Kimwolf infections span the globe, with the highest concentrations in Brazil, India, the United States, Argentina, South Africa, and the Philippines.
The exact malware distribution mechanism remains unclear. However, many popular TV set-top box models appear among the infected devices, including TV BOX, SuperBOX, X96Q, SmartTV, and MX10.
Connection to Aisuru Botnet
Kimwolf may be connected to the Aisuru botnet, which is behind this year's record-breaking DDoS attacks. Analysts believe both malware strains were created by the same hacker group based on several factors:
From September to November, both botnets spread via identical infection scripts and coexisted on the same devices. The malware APK files, found on VirusTotal, were signed with the same certificates—including "John Dinglebert Dinglenut VIII VanSack Smith." On December 8, researchers discovered an active loader server (93.95.112[.]59) distributing APKs for both botnets.
Researchers suggest Kimwolf's operators used Aisuru's code as a foundation in the early stages, then developed the new botnet as a separate project to evade detection more effectively.
QiAnXin XLab believes some attacks previously attributed to Aisuru may have actually originated from Kimwolf. The groups may have also worked in collaboration.
Rapid Adaptation and Evolution
The botnet adapts rapidly to disruption. In December, unknown parties took the malware's C2 servers offline at least three times. The operators responded by switching to the Ethereum Name Service (ENS).
The latest malware versions from December 12 utilize the EtherHiding technique: the real IP address of the command server is extracted from a smart contract via the ENS domain pawsatyou[.]eth. An IPv6 address is taken from a transaction field, and its last four bytes are processed using XOR with the key 0x93141715.
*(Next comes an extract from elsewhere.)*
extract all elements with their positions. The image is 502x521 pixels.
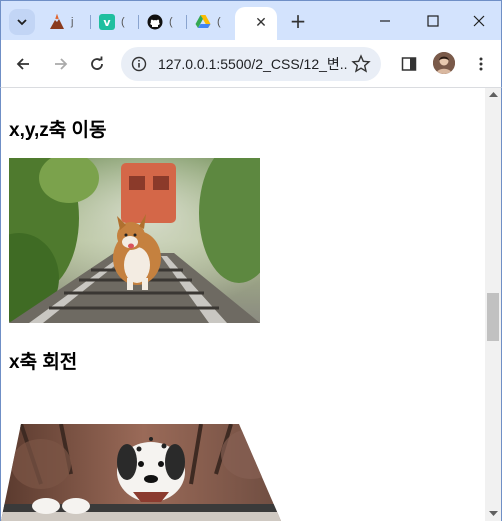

EtherHiding attacks were first documented by Guardio Labs in 2023 when researchers observed attackers hiding malicious code in Binance Smart Chain (BSC) smart contracts.
Technical Capabilities
Kimwolf is compiled using the Android NDK and can launch DDoS attacks primarily targeting the US, China, France, Germany, and Canada. The malware also uses infected devices as proxies, opens reverse shells, and manages files on compromised devices.
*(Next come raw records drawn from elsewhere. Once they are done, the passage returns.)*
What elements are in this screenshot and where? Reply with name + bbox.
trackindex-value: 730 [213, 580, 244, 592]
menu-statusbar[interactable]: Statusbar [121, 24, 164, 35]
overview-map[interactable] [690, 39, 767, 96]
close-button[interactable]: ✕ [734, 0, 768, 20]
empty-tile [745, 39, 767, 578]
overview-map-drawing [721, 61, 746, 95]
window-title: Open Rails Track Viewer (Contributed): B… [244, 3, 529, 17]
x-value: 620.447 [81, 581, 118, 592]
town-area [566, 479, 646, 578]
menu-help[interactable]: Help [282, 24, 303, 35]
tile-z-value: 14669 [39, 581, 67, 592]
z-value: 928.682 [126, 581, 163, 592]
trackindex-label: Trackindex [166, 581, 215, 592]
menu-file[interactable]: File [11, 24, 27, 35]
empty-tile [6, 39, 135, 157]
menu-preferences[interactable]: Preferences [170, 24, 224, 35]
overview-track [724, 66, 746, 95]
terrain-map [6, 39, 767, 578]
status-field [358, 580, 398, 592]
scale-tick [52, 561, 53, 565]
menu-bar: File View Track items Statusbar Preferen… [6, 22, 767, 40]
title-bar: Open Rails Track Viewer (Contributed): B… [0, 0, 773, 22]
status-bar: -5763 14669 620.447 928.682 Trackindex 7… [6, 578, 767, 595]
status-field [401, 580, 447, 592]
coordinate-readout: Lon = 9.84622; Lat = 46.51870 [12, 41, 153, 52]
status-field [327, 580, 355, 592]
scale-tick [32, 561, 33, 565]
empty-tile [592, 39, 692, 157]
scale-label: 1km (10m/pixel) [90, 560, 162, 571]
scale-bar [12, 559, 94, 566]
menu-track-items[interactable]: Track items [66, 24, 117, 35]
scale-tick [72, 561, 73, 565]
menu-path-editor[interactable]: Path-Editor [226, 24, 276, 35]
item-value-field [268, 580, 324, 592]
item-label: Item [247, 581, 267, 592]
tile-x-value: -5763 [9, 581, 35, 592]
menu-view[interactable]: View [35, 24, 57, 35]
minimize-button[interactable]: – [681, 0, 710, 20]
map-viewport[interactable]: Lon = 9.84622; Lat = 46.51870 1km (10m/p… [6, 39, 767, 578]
Analysis revealed that over 96% of commands sent to the botnet relate specifically to using infected nodes as proxies. Attackers exploit the bandwidth of compromised devices for financial gain. A Rust-based Command Client module forms a proxy network, and the ByteConnect SDK—a traffic monetization solution—is delivered to the devices.
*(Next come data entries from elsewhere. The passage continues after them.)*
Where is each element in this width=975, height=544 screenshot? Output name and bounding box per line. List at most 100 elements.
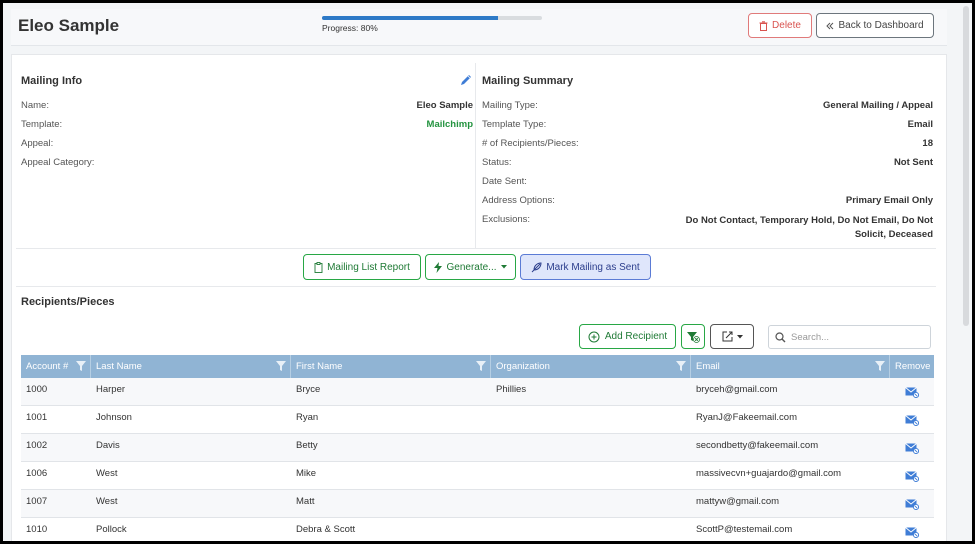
generate-dropdown-button[interactable]: Generate... bbox=[425, 254, 516, 280]
info-name-label: Name: bbox=[21, 100, 49, 111]
mailing-summary-panel: Mailing Summary Mailing Type: General Ma… bbox=[477, 63, 935, 249]
add-recipient-button[interactable]: Add Recipient bbox=[579, 324, 676, 349]
column-filter-icon[interactable] bbox=[676, 361, 686, 371]
table-row[interactable]: 1002 Davis Betty secondbetty@fakeemail.c… bbox=[21, 434, 934, 462]
cell-email: secondbetty@fakeemail.com bbox=[696, 440, 819, 451]
table-row[interactable]: 1006 West Mike massivecvn+guajardo@gmail… bbox=[21, 462, 934, 490]
bolt-icon bbox=[434, 261, 443, 273]
recipients-title: Recipients/Pieces bbox=[21, 296, 115, 308]
column-header-organization[interactable]: Organization bbox=[491, 355, 691, 378]
remove-mail-icon bbox=[905, 470, 919, 482]
progress-bar bbox=[322, 16, 542, 20]
summary-recipients-row: # of Recipients/Pieces: 18 bbox=[482, 138, 935, 152]
cell-first-name: Mike bbox=[296, 468, 317, 479]
summary-exclusions-label: Exclusions: bbox=[482, 214, 531, 225]
table-row[interactable]: 1000 Harper Bryce Phillies bryceh@gmail.… bbox=[21, 378, 934, 406]
summary-address-options-row: Address Options: Primary Email Only bbox=[482, 195, 935, 209]
column-header-first-name[interactable]: First Name bbox=[291, 355, 491, 378]
progress-fill bbox=[322, 16, 498, 20]
summary-recipients-label: # of Recipients/Pieces: bbox=[482, 138, 579, 149]
mailing-list-report-label: Mailing List Report bbox=[327, 261, 410, 273]
cell-organization bbox=[491, 462, 691, 490]
search-icon bbox=[775, 332, 786, 343]
generate-label: Generate... bbox=[446, 261, 497, 273]
remove-recipient-button[interactable] bbox=[890, 406, 934, 434]
mailing-summary-title: Mailing Summary bbox=[482, 75, 574, 87]
export-dropdown-button[interactable] bbox=[710, 324, 754, 349]
feather-icon bbox=[531, 261, 542, 272]
pencil-icon[interactable] bbox=[459, 73, 473, 87]
column-filter-icon[interactable] bbox=[76, 361, 86, 371]
cell-account: 1010 bbox=[26, 524, 48, 535]
column-header-email[interactable]: Email bbox=[691, 355, 890, 378]
cell-account: 1006 bbox=[26, 468, 48, 479]
summary-recipients-value: 18 bbox=[922, 138, 933, 149]
summary-address-options-value: Primary Email Only bbox=[845, 195, 933, 206]
remove-recipient-button[interactable] bbox=[890, 518, 934, 541]
back-label: Back to Dashboard bbox=[838, 20, 924, 31]
cell-first-name: Bryce bbox=[296, 384, 321, 395]
summary-mailing-type-value: General Mailing / Appeal bbox=[823, 100, 933, 111]
cell-email: massivecvn+guajardo@gmail.com bbox=[696, 468, 842, 479]
delete-button[interactable]: Delete bbox=[748, 13, 812, 38]
column-filter-icon[interactable] bbox=[276, 361, 286, 371]
cell-first-name: Betty bbox=[296, 440, 318, 451]
cell-last-name: West bbox=[96, 468, 118, 479]
clear-filters-button[interactable] bbox=[681, 324, 705, 349]
summary-template-type-value: Email bbox=[907, 119, 933, 130]
column-header-label: Email bbox=[696, 361, 720, 372]
column-header-last-name[interactable]: Last Name bbox=[91, 355, 291, 378]
caret-down-icon bbox=[500, 265, 507, 269]
page-header: Eleo Sample Progress: 80% Delete Back to… bbox=[11, 9, 947, 46]
info-appeal-category-row: Appeal Category: bbox=[21, 157, 475, 171]
table-row[interactable]: 1010 Pollock Debra & Scott ScottP@testem… bbox=[21, 518, 934, 541]
cell-organization bbox=[491, 490, 691, 518]
info-template-label: Template: bbox=[21, 119, 63, 130]
cell-organization bbox=[491, 434, 691, 462]
mailing-list-report-button[interactable]: Mailing List Report bbox=[303, 254, 421, 280]
table-row[interactable]: 1007 West Matt mattyw@gmail.com bbox=[21, 490, 934, 518]
cell-email: mattyw@gmail.com bbox=[696, 496, 780, 507]
cell-organization bbox=[491, 518, 691, 541]
info-name-value: Eleo Sample bbox=[416, 100, 474, 111]
summary-date-sent-row: Date Sent: bbox=[482, 176, 935, 190]
search-input[interactable] bbox=[791, 330, 926, 345]
info-template-value: Mailchimp bbox=[426, 119, 473, 130]
trash-icon bbox=[759, 20, 768, 31]
cell-first-name: Debra & Scott bbox=[296, 524, 356, 535]
search-field[interactable] bbox=[768, 325, 931, 349]
summary-status-row: Status: Not Sent bbox=[482, 157, 935, 171]
info-appeal-category-label: Appeal Category: bbox=[21, 157, 95, 168]
remove-recipient-button[interactable] bbox=[890, 434, 934, 462]
column-filter-icon[interactable] bbox=[875, 361, 885, 371]
cell-account: 1007 bbox=[26, 496, 48, 507]
table-row[interactable]: 1001 Johnson Ryan RyanJ@Fakeemail.com bbox=[21, 406, 934, 434]
summary-status-label: Status: bbox=[482, 157, 512, 168]
mailing-card: Mailing Info Name: Eleo Sample Template:… bbox=[11, 54, 947, 541]
cell-last-name: Davis bbox=[96, 440, 120, 451]
mark-mailing-sent-label: Mark Mailing as Sent bbox=[546, 261, 640, 273]
mark-mailing-sent-button[interactable]: Mark Mailing as Sent bbox=[520, 254, 651, 280]
remove-recipient-button[interactable] bbox=[890, 378, 934, 406]
cell-last-name: Johnson bbox=[96, 412, 132, 423]
column-filter-icon[interactable] bbox=[476, 361, 486, 371]
remove-mail-icon bbox=[905, 498, 919, 510]
remove-recipient-button[interactable] bbox=[890, 462, 934, 490]
cell-last-name: West bbox=[96, 496, 118, 507]
summary-exclusions-value: Do Not Contact, Temporary Hold, Do Not E… bbox=[685, 215, 933, 240]
summary-template-type-row: Template Type: Email bbox=[482, 119, 935, 133]
progress-indicator: Progress: 80% bbox=[322, 16, 542, 33]
filter-clear-icon bbox=[686, 331, 700, 343]
app-window: Eleo Sample Progress: 80% Delete Back to… bbox=[0, 0, 975, 544]
column-header-label: Last Name bbox=[96, 361, 142, 372]
back-to-dashboard-button[interactable]: Back to Dashboard bbox=[816, 13, 934, 38]
page-scrollbar[interactable] bbox=[963, 6, 969, 326]
column-header-label: Remove bbox=[895, 361, 931, 372]
recipients-table: Account # Last Name First Name Organizat… bbox=[21, 355, 934, 541]
remove-recipient-button[interactable] bbox=[890, 490, 934, 518]
export-icon bbox=[722, 331, 732, 342]
column-header-account[interactable]: Account # bbox=[21, 355, 91, 378]
cell-first-name: Matt bbox=[296, 496, 315, 507]
cell-account: 1001 bbox=[26, 412, 48, 423]
progress-label: Progress: 80% bbox=[322, 23, 378, 33]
"Giant botnets trace their origins back to 2016 with the emergence of Mirai, and their targets were IoT devices like routers and cameras," the researchers note. "But in recent years, multi-million node botnets have appeared, such as Badbox, Bigpanzi, Vo1d, and now Kimwolf. Some malicious actors have begun turning their attention to various 'smart' TVs and TV set-top boxes."